Los argumentos de Somoza suelen respetar las pautas de la narración policíaca; frecuentemente, ayudado de un utillaje más afín al fantástico o la ciencia ficción, dichas convenciones se abren en otras direcciones y terminan por desaguar en el relato psicológico, el terror, incluso la novela de tesis. De ello y todo lo otro es un buen ejemplo Estudio en negro, su último producto hasta la fecha y, según promete la editorial, el inicio de toda una trilogía. El marco viene delimitado por una época que la literatura ha frecuentado a menudo, esas postrimerías del siglo XIX que en Inglaterra asisten a la eclosión paralela del imperio de la reina y de aquel otro, no menos ecuménico, del vapor y la biela; es la edad del Londres multitudinario, de los mendigos y los coroneles de la India, de los clubes exclusivos donde se juega al whist, de las aventuras en desiertos y manglares coloniales, de los aristócratas y las sirvientas con cofia y los cuentos de fantasmas y los detectives, ah, los detectives. Precisamente en pos del más famoso de todos ellos y en la estela de su mitología retrocede el autor, para trasladarnos al Portsmouth de 1882 y presentarnos a cierta miss McCarey, que acaba de ingresar como enfermera en un asilo para alienados de postín.

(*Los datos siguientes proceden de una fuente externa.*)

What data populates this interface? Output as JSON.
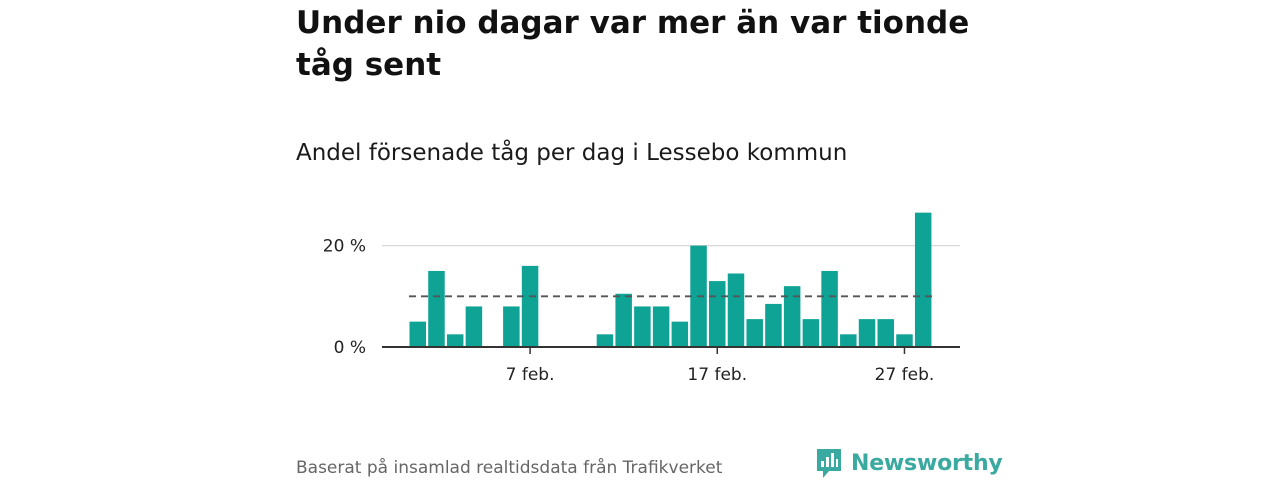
{
  "title": "Under nio dagar var mer än var tionde tåg sent",
  "subtitle": "Andel försenade tåg per dag i Lessebo kommun",
  "source": "Baserat på insamlad realtidsdata från Trafikverket",
  "brand": {
    "name": "Newsworthy",
    "color": "#3aa99f",
    "icon": "bar-chart-speech-bubble-icon"
  },
  "colors": {
    "bar": "#0fa396",
    "grid": "#d9d9d9",
    "axis": "#333333",
    "reference": "#555555"
  },
  "chart_data": {
    "type": "bar",
    "unit": "%",
    "x": [
      1,
      2,
      3,
      4,
      5,
      6,
      7,
      8,
      9,
      10,
      11,
      12,
      13,
      14,
      15,
      16,
      17,
      18,
      19,
      20,
      21,
      22,
      23,
      24,
      25,
      26,
      27,
      28
    ],
    "values": [
      5,
      15,
      2.5,
      8,
      0,
      8,
      16,
      0,
      0,
      0,
      2.5,
      10.5,
      8,
      8,
      5,
      20,
      13,
      14.5,
      5.5,
      8.5,
      12,
      5.5,
      15,
      2.5,
      5.5,
      5.5,
      2.5,
      26.5
    ],
    "x_ticks": [
      {
        "x": 7,
        "label": "7 feb."
      },
      {
        "x": 17,
        "label": "17 feb."
      },
      {
        "x": 27,
        "label": "27 feb."
      }
    ],
    "y_ticks": [
      {
        "value": 0,
        "label": "0 %"
      },
      {
        "value": 20,
        "label": "20 %"
      }
    ],
    "ylim": [
      0,
      27
    ],
    "reference_line": {
      "value": 10,
      "style": "dashed"
    },
    "grid": true,
    "xlabel": "",
    "ylabel": ""
  }
}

Portada de la novela. Portada de la novela.

Portada de la novela. / D. S.

El argumento, sobre cuyo desarrollo prefiero no dar más indicaciones de las precisas, sigue los encuentros y desencuentros de la protagonista con sus compañeras en el puesto (la enfermera Susie Trench, cotilla y dicharachera, la estricta gobernanta Braddock, otras), con el infame Robert, que la explota y compadece a partes iguales, y, sobre todo, con el exótico señor X: el paciente al que debe dedicarse mayormente a atender y quien, a pesar de sus desplantes y rarezas, acabará por despertar en ella una admiración no exenta de afecto. Cuando una serie de crímenes salpicados de detalles escabrosos (esto suele ser marca de Somoza) comiencen a asolar la tranquila ciudad portuaria, el señor X tratará, contra el parecer de su cuidadora y la propia policía, de poner las cosas en claro y desenmascarar al culpable último; debiendo descender para ello, en lo que es la dimensión más original y sugestiva de la novela, en un submundo que es el del teatro y a le vez no lo es: allí donde el teatro se remonta a su origen y se presenta como ceremonial de expiación, sangre, eucaristía, violencia mística.

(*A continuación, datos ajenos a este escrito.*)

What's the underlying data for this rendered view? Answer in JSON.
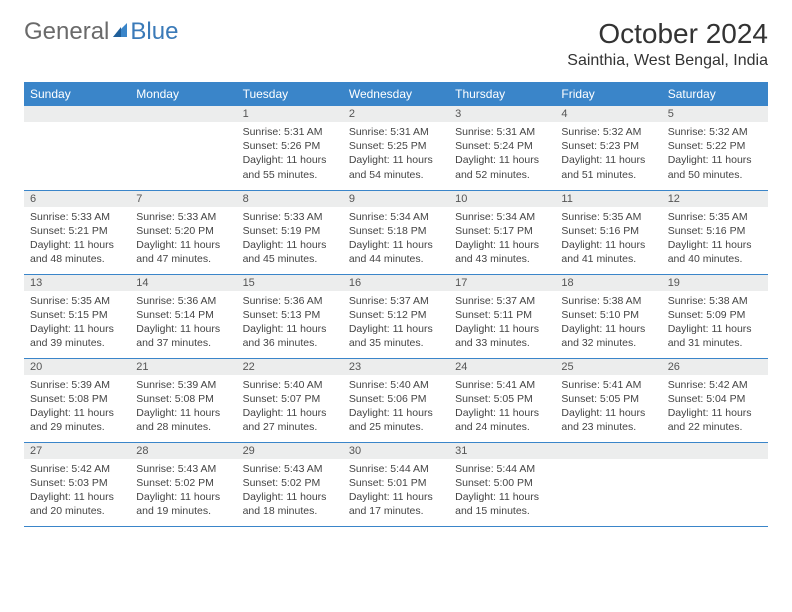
{
  "logo": {
    "text1": "General",
    "text2": "Blue"
  },
  "title": "October 2024",
  "location": "Sainthia, West Bengal, India",
  "headers_bg": "#3a85c9",
  "headers_fg": "#ffffff",
  "daynum_bg": "#eceded",
  "border_color": "#3a85c9",
  "body_font_size": 10.5,
  "days": [
    "Sunday",
    "Monday",
    "Tuesday",
    "Wednesday",
    "Thursday",
    "Friday",
    "Saturday"
  ],
  "weeks": [
    [
      null,
      null,
      {
        "n": "1",
        "sr": "5:31 AM",
        "ss": "5:26 PM",
        "dl": "11 hours and 55 minutes."
      },
      {
        "n": "2",
        "sr": "5:31 AM",
        "ss": "5:25 PM",
        "dl": "11 hours and 54 minutes."
      },
      {
        "n": "3",
        "sr": "5:31 AM",
        "ss": "5:24 PM",
        "dl": "11 hours and 52 minutes."
      },
      {
        "n": "4",
        "sr": "5:32 AM",
        "ss": "5:23 PM",
        "dl": "11 hours and 51 minutes."
      },
      {
        "n": "5",
        "sr": "5:32 AM",
        "ss": "5:22 PM",
        "dl": "11 hours and 50 minutes."
      }
    ],
    [
      {
        "n": "6",
        "sr": "5:33 AM",
        "ss": "5:21 PM",
        "dl": "11 hours and 48 minutes."
      },
      {
        "n": "7",
        "sr": "5:33 AM",
        "ss": "5:20 PM",
        "dl": "11 hours and 47 minutes."
      },
      {
        "n": "8",
        "sr": "5:33 AM",
        "ss": "5:19 PM",
        "dl": "11 hours and 45 minutes."
      },
      {
        "n": "9",
        "sr": "5:34 AM",
        "ss": "5:18 PM",
        "dl": "11 hours and 44 minutes."
      },
      {
        "n": "10",
        "sr": "5:34 AM",
        "ss": "5:17 PM",
        "dl": "11 hours and 43 minutes."
      },
      {
        "n": "11",
        "sr": "5:35 AM",
        "ss": "5:16 PM",
        "dl": "11 hours and 41 minutes."
      },
      {
        "n": "12",
        "sr": "5:35 AM",
        "ss": "5:16 PM",
        "dl": "11 hours and 40 minutes."
      }
    ],
    [
      {
        "n": "13",
        "sr": "5:35 AM",
        "ss": "5:15 PM",
        "dl": "11 hours and 39 minutes."
      },
      {
        "n": "14",
        "sr": "5:36 AM",
        "ss": "5:14 PM",
        "dl": "11 hours and 37 minutes."
      },
      {
        "n": "15",
        "sr": "5:36 AM",
        "ss": "5:13 PM",
        "dl": "11 hours and 36 minutes."
      },
      {
        "n": "16",
        "sr": "5:37 AM",
        "ss": "5:12 PM",
        "dl": "11 hours and 35 minutes."
      },
      {
        "n": "17",
        "sr": "5:37 AM",
        "ss": "5:11 PM",
        "dl": "11 hours and 33 minutes."
      },
      {
        "n": "18",
        "sr": "5:38 AM",
        "ss": "5:10 PM",
        "dl": "11 hours and 32 minutes."
      },
      {
        "n": "19",
        "sr": "5:38 AM",
        "ss": "5:09 PM",
        "dl": "11 hours and 31 minutes."
      }
    ],
    [
      {
        "n": "20",
        "sr": "5:39 AM",
        "ss": "5:08 PM",
        "dl": "11 hours and 29 minutes."
      },
      {
        "n": "21",
        "sr": "5:39 AM",
        "ss": "5:08 PM",
        "dl": "11 hours and 28 minutes."
      },
      {
        "n": "22",
        "sr": "5:40 AM",
        "ss": "5:07 PM",
        "dl": "11 hours and 27 minutes."
      },
      {
        "n": "23",
        "sr": "5:40 AM",
        "ss": "5:06 PM",
        "dl": "11 hours and 25 minutes."
      },
      {
        "n": "24",
        "sr": "5:41 AM",
        "ss": "5:05 PM",
        "dl": "11 hours and 24 minutes."
      },
      {
        "n": "25",
        "sr": "5:41 AM",
        "ss": "5:05 PM",
        "dl": "11 hours and 23 minutes."
      },
      {
        "n": "26",
        "sr": "5:42 AM",
        "ss": "5:04 PM",
        "dl": "11 hours and 22 minutes."
      }
    ],
    [
      {
        "n": "27",
        "sr": "5:42 AM",
        "ss": "5:03 PM",
        "dl": "11 hours and 20 minutes."
      },
      {
        "n": "28",
        "sr": "5:43 AM",
        "ss": "5:02 PM",
        "dl": "11 hours and 19 minutes."
      },
      {
        "n": "29",
        "sr": "5:43 AM",
        "ss": "5:02 PM",
        "dl": "11 hours and 18 minutes."
      },
      {
        "n": "30",
        "sr": "5:44 AM",
        "ss": "5:01 PM",
        "dl": "11 hours and 17 minutes."
      },
      {
        "n": "31",
        "sr": "5:44 AM",
        "ss": "5:00 PM",
        "dl": "11 hours and 15 minutes."
      },
      null,
      null
    ]
  ],
  "labels": {
    "sunrise": "Sunrise: ",
    "sunset": "Sunset: ",
    "daylight": "Daylight: "
  }
}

Muy a menudo, las obras de Somoza esconden, bajo su apariencia inocente de juego de adivinanzas, meditaciones nada complacientes sobre la crueldad de los hombres y los lazos, muchas veces oscuros, que los unen al placer estético, al misterio de la belleza, al intelecto más fino y depurado, a la vida corriente de todos los días. En este sentido, Estudio en negro supone una nueva estación de la larga serie que lleva ocupándole durante dos décadas hasta este punto y aparte: contenida en la prehistoria de un famoso detective al que ni siquiera hay que nombrar, porque basta la elocuencia del título. Una muestra más de esa excelente forma de trabajar con la imaginación y el suspense a la que suele tenernos habituados a sus lectores.